La vida parece regenerarse poco a poco, aunque no le importaría reencontrarse con su madre. Más amigas, alguna con acento de mares lejanos, con las que pasea por el parque de la Paz; se sientan en los bancos y comen pipas las tardes de verano mientras ríen y se cuentan sus vidas y los sueños que todavía acunan. Ella también se encarga de que sus hijos conozcan su niñez, cientos de anécdotas, una detrás de otra, de esa familia perdida y nunca reencontrada –sabe que ellos han intentado buscarla de manera infructuosa, incluso se han contratado detectives, todo para nada excepto para alterar los recuerdos que siempre habían convivido apaciguados–. Más adelante, con otros grupos de amigas, cruzarán medio Delicias, desde la calle Hornija o Aaiún hasta el principio de Embajadores, para sentarse en una terraza o en el interior del bar elegido para sus confidencias grupales. Son tiempos de reencuentros con amigas de la juventud y de algunas pérdidas dolorosas.
La vida pasa muchas facturas, y su cuerpo parece un pago más que pródigo: no hay órgano que no sea requerido para la derrama. Su salud se deteriora de maneras inconstantes, a veces le lleva casi a la tumba, de donde milagrosamente regresa para asombro de los médicos; cuántas veces no habrán dicho: “lo que dure” o “mientras esté entre nosotros” tras un alta inesperada a una estancia prolongada en los hospitales. Los llanos son bienvenidos, y a veces pasa muchos meses sin altibajos, en una apacible estabilidad compartida por sus hijos y ahora sus nietos, que siguen cerca; hay semanas, sin embargo, que contienen más citas médicas que días.

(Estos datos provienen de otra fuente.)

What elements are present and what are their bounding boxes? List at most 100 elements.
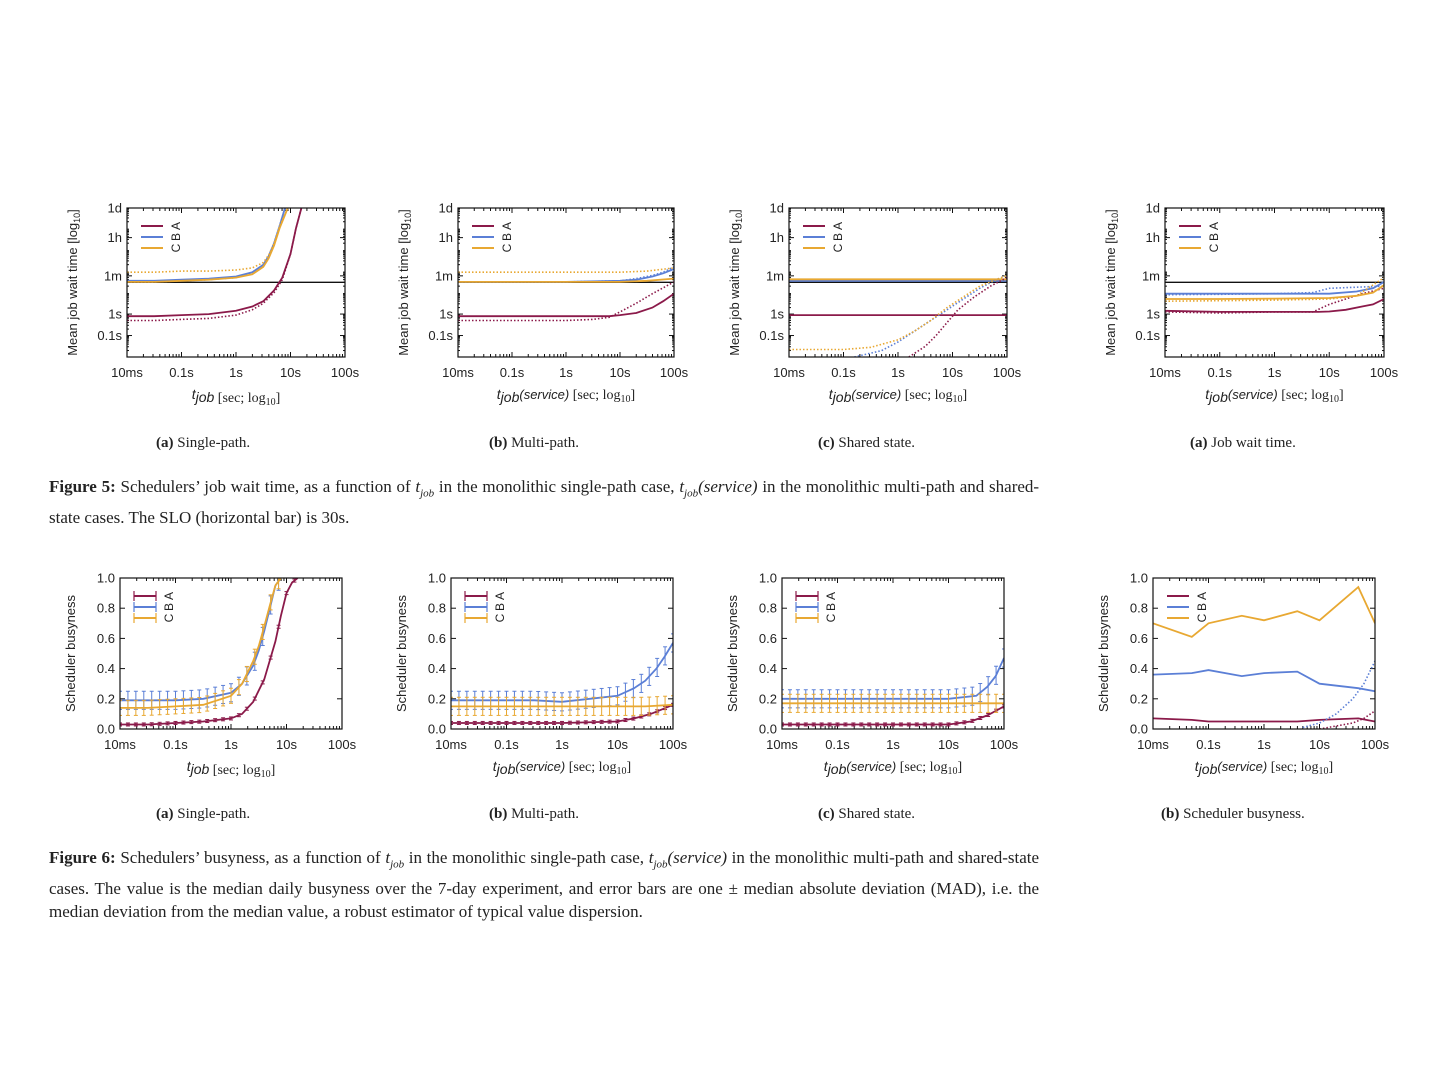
x-label-var: t (192, 386, 197, 402)
caption-variable: tjob (385, 848, 404, 870)
subcaption-tag: (b) (489, 435, 508, 451)
plot-frame (450, 577, 674, 730)
y-label-end: ] (1103, 209, 1118, 213)
error-bar-c (165, 698, 170, 715)
x-label-unit-end: ] (276, 391, 281, 406)
y-tick-label: 0.6 (1130, 631, 1148, 646)
error-bar-c (615, 696, 620, 716)
error-bar-c (252, 648, 257, 665)
caption-text: in the monolithic multi-path and shared-… (49, 848, 1040, 922)
x-label-unit: [sec; log (565, 760, 616, 775)
series-line-b (1153, 669, 1375, 693)
error-bar-a (544, 720, 549, 725)
error-bar-c (607, 696, 612, 716)
plot-frame (126, 207, 346, 358)
caption-text: in the monolithic single-path case, (438, 477, 675, 496)
x-tick-label: 1s (229, 365, 243, 380)
legend-label: C (169, 243, 183, 252)
error-bar-b (671, 633, 673, 653)
y-tick-label: 1h (108, 230, 122, 245)
x-tick-label: 10ms (435, 737, 467, 752)
legend-label: B (1207, 233, 1221, 241)
legend-label: A (1195, 592, 1209, 600)
error-bar-a (149, 722, 154, 727)
error-bar-c (1002, 693, 1004, 713)
y-axis-label: Mean job wait time [log10] (396, 209, 413, 356)
error-bar-a (260, 680, 265, 685)
error-bar-c (843, 693, 848, 713)
var-suffix: (service) (667, 848, 727, 867)
series-line-a (1165, 298, 1384, 313)
error-bar-a (197, 719, 202, 724)
series-line-b-dotted (854, 274, 1007, 357)
y-tick-label: 1d (439, 201, 453, 216)
plot-frame (1164, 207, 1385, 358)
x-axis-label: tjob(service) [sec; log10] (829, 386, 967, 405)
var-symbol: t (648, 848, 654, 867)
error-bar-c (205, 695, 210, 712)
x-label-sub: job (1197, 761, 1218, 777)
error-bar-c (149, 699, 154, 716)
x-label-unit-sub: 10 (261, 769, 271, 780)
x-label-unit-sub: 10 (953, 394, 963, 405)
error-bar-c (930, 693, 935, 713)
error-bar-a (236, 713, 241, 718)
legend-label: B (831, 233, 845, 241)
x-label-unit: [sec; log (1267, 760, 1318, 775)
error-bar-a (567, 720, 572, 725)
y-tick-label: 1h (770, 230, 784, 245)
legend-label: B (1195, 603, 1209, 611)
y-label-text: Scheduler busyness (394, 594, 409, 712)
x-tick-label: 1s (891, 365, 905, 380)
var-symbol: t (415, 477, 421, 496)
y-tick-label: 0.4 (759, 661, 777, 676)
y-label-sub: 10 (1110, 213, 1120, 223)
x-tick-label: 0.1s (169, 365, 194, 380)
subcaption-tag: (c) (818, 435, 835, 451)
error-bar-a (978, 715, 983, 721)
x-axis-label: tjob(service) [sec; log10] (824, 758, 962, 777)
y-tick-label: 1s (770, 307, 784, 322)
caption-variable: tjob(service) (648, 848, 727, 870)
y-tick-label: 1h (1146, 230, 1160, 245)
series-line-c (1153, 585, 1375, 638)
fig5-subcaption-a: (a) Single-path. (156, 435, 250, 452)
x-axis-label: tjob(service) [sec; log10] (1195, 758, 1333, 777)
error-bar-c (859, 693, 864, 713)
x-label-sub: job (194, 389, 215, 405)
error-bar-a (560, 720, 564, 725)
error-bar-b (120, 690, 122, 710)
x-label-sub: job (831, 389, 852, 405)
x-tick-label: 100s (1370, 365, 1399, 380)
x-label-suffix: (service) (519, 387, 569, 402)
error-bar-a (615, 719, 620, 724)
error-bar-a (284, 591, 289, 596)
legend-item-c: C (1167, 613, 1209, 622)
x-label-unit: [sec; log (214, 391, 265, 406)
error-bar-c (141, 699, 146, 716)
y-tick-label: 0.8 (97, 601, 115, 616)
y-tick-label: 0.0 (1130, 722, 1148, 737)
x-label-unit-sub: 10 (621, 394, 631, 405)
y-tick-label: 0.4 (97, 661, 115, 676)
y-label-text: Scheduler busyness (63, 594, 78, 712)
y-label-sub: 10 (403, 213, 413, 223)
y-tick-label: 1.0 (1130, 571, 1148, 586)
error-bar-a (623, 718, 628, 723)
error-bar-c (221, 690, 226, 707)
error-bar-b (663, 646, 668, 666)
series-line-c (1165, 284, 1384, 300)
error-bar-a (827, 722, 832, 727)
x-label-sub: job (189, 761, 210, 777)
error-bar-a (970, 718, 975, 723)
error-bar-c (795, 693, 800, 713)
legend-item-c: C (803, 243, 845, 252)
legend-label: C (162, 613, 176, 622)
error-bar-b (655, 657, 660, 678)
series-line-c-dotted (458, 267, 674, 274)
fig5-subcaption-b: (b) Multi-path. (489, 435, 579, 452)
x-axis-label: tjob [sec; log10] (187, 758, 276, 780)
error-bar-c (451, 696, 453, 716)
var-subscript: job (684, 487, 699, 500)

Todos las mañanas y las tardes pasea por el barrio y habla con la gente. A veces sola en trayectos breves, pero la mayoría acompañada del brazo por familiares. Al menos una vez a la semana se acerca al árbol del parque de la Paz al que desde hace muchos años abraza con ternura y le cuenta sus penas y alegrías; otras veces recorre Caamaño, Arca Real, Embajadores o el paseo Juan Carlos I, hasta el centro cívico. En ocasiones especiales en que su cuerpo le deja, coge el autobús y se acerca al centro para recorrer la ciudad de su juventud, lo que queda de ella; está muy bonita en algunos paisajes, pero ya es ajena.
Va quedando menos para todo, y eso le hace fuerte. Le esperan todavía despedidas y reencuentros.